Bad news about inflation and interest rates in South Africa
South African annual inflation accelerated in September, moving further away from the central bank’s preferred 3% target and reducing the likelihood of an interest-rate cut when officials meet next month.
Consumer prices rose 3.4%, compared with 3.3% in August, Pretoria-based Statistics South Africa said in a statement on its website on Wednesday. That matched the median estimate of 12 economists in a Bloomberg survey.
“Annual inflation accelerated across several product categories, most notably transport and restaurants & accommodation,” the agency said.

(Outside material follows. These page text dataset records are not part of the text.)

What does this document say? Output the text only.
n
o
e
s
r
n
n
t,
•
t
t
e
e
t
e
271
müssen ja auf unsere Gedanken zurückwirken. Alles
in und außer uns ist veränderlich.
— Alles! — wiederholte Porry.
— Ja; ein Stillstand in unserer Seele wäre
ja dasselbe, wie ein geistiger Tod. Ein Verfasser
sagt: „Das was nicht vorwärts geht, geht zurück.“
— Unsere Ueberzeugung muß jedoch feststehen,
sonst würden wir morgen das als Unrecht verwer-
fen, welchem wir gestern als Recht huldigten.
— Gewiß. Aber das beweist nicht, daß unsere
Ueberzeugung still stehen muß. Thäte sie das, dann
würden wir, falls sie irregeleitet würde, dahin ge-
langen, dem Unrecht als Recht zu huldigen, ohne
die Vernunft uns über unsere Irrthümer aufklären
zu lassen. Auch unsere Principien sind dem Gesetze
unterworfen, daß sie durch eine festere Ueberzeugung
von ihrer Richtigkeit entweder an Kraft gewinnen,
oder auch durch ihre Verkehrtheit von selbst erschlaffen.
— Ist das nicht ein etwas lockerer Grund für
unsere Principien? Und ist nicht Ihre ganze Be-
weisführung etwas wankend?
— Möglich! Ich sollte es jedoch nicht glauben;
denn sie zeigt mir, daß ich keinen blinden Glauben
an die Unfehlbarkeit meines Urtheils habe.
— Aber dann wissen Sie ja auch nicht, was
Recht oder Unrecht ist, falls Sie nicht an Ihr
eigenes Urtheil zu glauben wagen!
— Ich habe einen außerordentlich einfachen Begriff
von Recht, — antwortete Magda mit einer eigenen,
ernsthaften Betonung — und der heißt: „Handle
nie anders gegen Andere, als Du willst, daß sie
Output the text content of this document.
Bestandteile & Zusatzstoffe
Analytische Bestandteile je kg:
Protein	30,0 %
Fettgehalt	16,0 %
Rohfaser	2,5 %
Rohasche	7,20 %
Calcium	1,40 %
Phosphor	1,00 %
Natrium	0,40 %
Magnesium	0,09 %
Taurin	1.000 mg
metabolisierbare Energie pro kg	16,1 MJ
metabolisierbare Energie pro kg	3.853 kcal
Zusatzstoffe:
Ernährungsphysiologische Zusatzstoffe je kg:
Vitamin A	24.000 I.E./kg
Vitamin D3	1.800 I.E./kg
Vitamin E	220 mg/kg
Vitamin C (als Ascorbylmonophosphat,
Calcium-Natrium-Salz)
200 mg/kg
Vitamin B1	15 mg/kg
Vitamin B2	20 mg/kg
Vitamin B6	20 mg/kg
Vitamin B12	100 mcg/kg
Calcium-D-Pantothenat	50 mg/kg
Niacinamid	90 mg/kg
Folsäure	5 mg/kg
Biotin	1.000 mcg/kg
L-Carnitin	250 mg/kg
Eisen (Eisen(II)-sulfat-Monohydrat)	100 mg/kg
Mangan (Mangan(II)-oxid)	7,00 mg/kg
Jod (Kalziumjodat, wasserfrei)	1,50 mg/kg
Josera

The pickup in inflation may persuade the central bank’s monetary policy committee to again keep its key interest rate at 7% on Nov. 20 to help guide inflation back toward its 3% goal, Bloomberg Economics Africa Economist Yvonne Mhango said before the release.
Forward rate agreements — used to speculate on borrowing costs — are still pricing in a 60% chance of a cut at the MPC’s last meeting of the year.
The rand erased a gain, while benchmark 2035 government bond yields rose from session lows.
The MPC in July indicated a preference for inflation to settle at the floor of its 3% to 6% target band instead of the 4.5% midpoint.
Reserve Bank Governor Lesetja Kganyago cautioned earlier this month that while inflation looks “relatively contained,” near-term overshoots are still expected.
The central bank’s quarterly projection model sees inflation peaking at 4% this quarter before easing to 3% by end-2027.